What about changing facilities? This was the basis of the much-publicised Darlington case, which was referred to by the noble Lord earlier. That may be trickier and more expensive to solve, where changing facilities have to be allocated by biological sex. From my knowledge of trans friends—who, in the main, just want to quietly get on with their lives as women—the requirement to open changing facilities, and therefore to out themselves, would fill them with distress. That is before you start talking about confronting rights to privacy and dignity. Much has been made of the fear that trans people are experiencing.

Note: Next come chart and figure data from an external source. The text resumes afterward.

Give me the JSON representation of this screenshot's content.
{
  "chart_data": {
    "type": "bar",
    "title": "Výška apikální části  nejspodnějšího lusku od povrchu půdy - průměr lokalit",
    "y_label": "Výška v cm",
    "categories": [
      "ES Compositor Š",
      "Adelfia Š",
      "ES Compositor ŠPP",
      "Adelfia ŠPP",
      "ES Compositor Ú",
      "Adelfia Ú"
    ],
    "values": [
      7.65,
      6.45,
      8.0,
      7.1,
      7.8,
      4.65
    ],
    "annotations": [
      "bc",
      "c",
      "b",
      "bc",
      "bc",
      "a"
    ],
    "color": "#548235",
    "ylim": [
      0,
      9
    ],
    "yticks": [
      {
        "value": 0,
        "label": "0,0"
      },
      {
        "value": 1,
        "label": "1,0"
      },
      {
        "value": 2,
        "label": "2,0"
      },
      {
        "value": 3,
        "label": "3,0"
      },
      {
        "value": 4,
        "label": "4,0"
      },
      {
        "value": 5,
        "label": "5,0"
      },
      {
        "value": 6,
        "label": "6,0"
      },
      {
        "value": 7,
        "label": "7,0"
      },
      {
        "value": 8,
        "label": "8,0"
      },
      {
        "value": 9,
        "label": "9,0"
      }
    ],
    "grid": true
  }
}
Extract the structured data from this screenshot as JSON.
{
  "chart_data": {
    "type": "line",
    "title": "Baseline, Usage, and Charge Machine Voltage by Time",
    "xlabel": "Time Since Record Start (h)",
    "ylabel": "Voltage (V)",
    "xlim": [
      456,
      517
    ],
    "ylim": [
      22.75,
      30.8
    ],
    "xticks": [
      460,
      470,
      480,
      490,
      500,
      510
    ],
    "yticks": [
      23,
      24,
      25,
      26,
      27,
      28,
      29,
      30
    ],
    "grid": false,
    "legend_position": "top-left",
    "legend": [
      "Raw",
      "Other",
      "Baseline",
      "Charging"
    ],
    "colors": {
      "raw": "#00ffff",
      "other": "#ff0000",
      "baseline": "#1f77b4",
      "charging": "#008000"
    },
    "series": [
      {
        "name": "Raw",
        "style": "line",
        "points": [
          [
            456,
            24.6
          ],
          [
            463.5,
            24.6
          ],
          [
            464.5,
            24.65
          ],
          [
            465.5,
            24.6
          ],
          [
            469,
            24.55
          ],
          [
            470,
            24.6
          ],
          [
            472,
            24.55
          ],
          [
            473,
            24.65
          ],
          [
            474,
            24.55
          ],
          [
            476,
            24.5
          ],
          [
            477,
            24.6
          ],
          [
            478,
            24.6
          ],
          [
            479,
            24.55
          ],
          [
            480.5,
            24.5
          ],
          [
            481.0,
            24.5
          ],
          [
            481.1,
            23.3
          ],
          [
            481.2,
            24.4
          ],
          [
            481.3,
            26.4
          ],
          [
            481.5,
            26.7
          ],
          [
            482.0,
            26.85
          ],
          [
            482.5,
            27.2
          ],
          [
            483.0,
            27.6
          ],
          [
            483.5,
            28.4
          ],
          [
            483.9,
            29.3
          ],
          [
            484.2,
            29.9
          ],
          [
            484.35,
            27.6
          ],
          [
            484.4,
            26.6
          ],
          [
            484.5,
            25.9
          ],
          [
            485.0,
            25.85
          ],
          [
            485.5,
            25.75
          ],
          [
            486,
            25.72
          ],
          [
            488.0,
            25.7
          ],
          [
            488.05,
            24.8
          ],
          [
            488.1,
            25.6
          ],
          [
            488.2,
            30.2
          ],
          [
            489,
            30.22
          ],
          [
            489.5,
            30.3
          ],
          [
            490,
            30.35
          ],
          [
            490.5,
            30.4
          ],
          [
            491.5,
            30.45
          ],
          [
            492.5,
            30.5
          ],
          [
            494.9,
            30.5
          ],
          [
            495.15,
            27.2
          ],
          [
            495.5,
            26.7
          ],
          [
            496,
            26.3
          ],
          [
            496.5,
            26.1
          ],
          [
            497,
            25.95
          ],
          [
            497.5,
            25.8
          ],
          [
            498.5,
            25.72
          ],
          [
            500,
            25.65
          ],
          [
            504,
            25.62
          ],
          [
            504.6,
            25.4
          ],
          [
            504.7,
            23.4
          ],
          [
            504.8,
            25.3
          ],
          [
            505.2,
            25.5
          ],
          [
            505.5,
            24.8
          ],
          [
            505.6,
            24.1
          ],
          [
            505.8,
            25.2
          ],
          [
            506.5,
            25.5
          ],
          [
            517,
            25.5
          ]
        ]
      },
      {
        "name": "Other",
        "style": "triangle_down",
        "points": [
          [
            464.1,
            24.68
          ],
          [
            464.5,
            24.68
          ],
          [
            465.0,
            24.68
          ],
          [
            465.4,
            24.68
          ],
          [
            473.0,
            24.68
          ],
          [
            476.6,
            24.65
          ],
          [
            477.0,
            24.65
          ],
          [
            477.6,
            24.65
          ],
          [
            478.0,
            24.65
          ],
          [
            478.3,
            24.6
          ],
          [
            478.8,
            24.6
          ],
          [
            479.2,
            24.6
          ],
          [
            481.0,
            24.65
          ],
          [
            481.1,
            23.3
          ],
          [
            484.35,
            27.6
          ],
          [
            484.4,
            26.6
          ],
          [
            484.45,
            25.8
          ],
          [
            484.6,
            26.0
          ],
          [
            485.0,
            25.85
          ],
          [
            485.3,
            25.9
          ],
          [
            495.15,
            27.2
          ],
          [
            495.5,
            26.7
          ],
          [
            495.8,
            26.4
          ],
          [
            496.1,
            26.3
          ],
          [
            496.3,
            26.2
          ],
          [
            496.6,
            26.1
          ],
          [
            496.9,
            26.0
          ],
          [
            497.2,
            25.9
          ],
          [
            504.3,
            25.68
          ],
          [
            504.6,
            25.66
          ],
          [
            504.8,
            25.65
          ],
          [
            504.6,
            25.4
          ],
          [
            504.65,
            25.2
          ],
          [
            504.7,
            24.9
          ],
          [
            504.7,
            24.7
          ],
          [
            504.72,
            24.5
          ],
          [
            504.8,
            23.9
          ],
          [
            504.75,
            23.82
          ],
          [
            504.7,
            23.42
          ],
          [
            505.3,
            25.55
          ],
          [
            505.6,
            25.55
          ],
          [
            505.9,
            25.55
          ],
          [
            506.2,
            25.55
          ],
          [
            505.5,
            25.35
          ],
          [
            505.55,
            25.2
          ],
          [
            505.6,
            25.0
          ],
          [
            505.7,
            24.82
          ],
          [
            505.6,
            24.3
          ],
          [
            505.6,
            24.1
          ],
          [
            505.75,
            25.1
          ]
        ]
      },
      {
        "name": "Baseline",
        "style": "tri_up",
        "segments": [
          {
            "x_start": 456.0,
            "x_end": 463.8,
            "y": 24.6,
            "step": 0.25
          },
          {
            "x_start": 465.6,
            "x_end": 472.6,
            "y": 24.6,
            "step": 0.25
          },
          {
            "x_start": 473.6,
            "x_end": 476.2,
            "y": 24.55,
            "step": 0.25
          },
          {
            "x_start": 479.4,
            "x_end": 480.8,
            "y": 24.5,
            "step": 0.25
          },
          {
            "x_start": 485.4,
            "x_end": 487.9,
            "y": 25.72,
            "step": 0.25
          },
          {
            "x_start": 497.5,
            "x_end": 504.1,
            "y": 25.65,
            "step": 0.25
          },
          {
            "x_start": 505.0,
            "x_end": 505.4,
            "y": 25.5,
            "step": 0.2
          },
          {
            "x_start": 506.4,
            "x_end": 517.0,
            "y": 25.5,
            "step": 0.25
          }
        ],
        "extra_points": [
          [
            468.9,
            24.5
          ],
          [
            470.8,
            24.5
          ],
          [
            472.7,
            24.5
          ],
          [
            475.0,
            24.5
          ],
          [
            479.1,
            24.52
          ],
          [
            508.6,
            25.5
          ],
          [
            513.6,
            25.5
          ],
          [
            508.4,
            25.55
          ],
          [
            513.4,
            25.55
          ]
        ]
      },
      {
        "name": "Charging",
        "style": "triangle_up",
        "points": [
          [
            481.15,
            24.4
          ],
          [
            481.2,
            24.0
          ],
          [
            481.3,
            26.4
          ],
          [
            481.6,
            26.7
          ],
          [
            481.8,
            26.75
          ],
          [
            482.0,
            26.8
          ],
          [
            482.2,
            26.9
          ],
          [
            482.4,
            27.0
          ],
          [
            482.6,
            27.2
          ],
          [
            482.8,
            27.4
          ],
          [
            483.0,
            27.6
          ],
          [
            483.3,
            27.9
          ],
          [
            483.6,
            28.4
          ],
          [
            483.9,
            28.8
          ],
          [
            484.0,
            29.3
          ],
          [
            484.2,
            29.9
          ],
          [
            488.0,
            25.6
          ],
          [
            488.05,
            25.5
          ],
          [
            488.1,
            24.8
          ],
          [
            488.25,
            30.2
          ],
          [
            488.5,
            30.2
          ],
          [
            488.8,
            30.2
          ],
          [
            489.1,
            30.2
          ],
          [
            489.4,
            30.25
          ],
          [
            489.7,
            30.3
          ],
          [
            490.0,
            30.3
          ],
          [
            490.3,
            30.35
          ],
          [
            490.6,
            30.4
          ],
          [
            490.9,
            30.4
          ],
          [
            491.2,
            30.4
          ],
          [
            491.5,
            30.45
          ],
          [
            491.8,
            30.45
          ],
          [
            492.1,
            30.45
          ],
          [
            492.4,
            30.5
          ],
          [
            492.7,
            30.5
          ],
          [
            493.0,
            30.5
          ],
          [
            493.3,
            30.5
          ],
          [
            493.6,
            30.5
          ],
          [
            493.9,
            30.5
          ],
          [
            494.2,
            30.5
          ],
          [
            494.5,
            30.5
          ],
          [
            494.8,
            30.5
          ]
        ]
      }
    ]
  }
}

We do not want to create situations that embarrass, humiliate, out, and create fear in trans people. Their dignity, privacy and human rights must be protected.
There is a little pub just down the road from where we live that has three toilets, labelled “men”, “women” and “inclusive”. Everyone, I hope, will feel comfortable using the “inclusive” option—I know I do. It has the advantage that no one has to out themselves just to go to the loo. There is also the situation of non-binary people, where sometimes it is hard to distinguish the sex of the person. Many trans women accomplish their transition with aplomb and spend their lives as women. I have a friend whom I knew for 10 years before I found out that she was trans—it did not make a blind bit of difference, obviously—but what would happen to them if they were forced to use a men’s toilet? It does not bear thinking about.
I ask that we keep these things in proportion, because half of 1% of people in this country—men or women—is trans. Perhaps we could bear that in mind.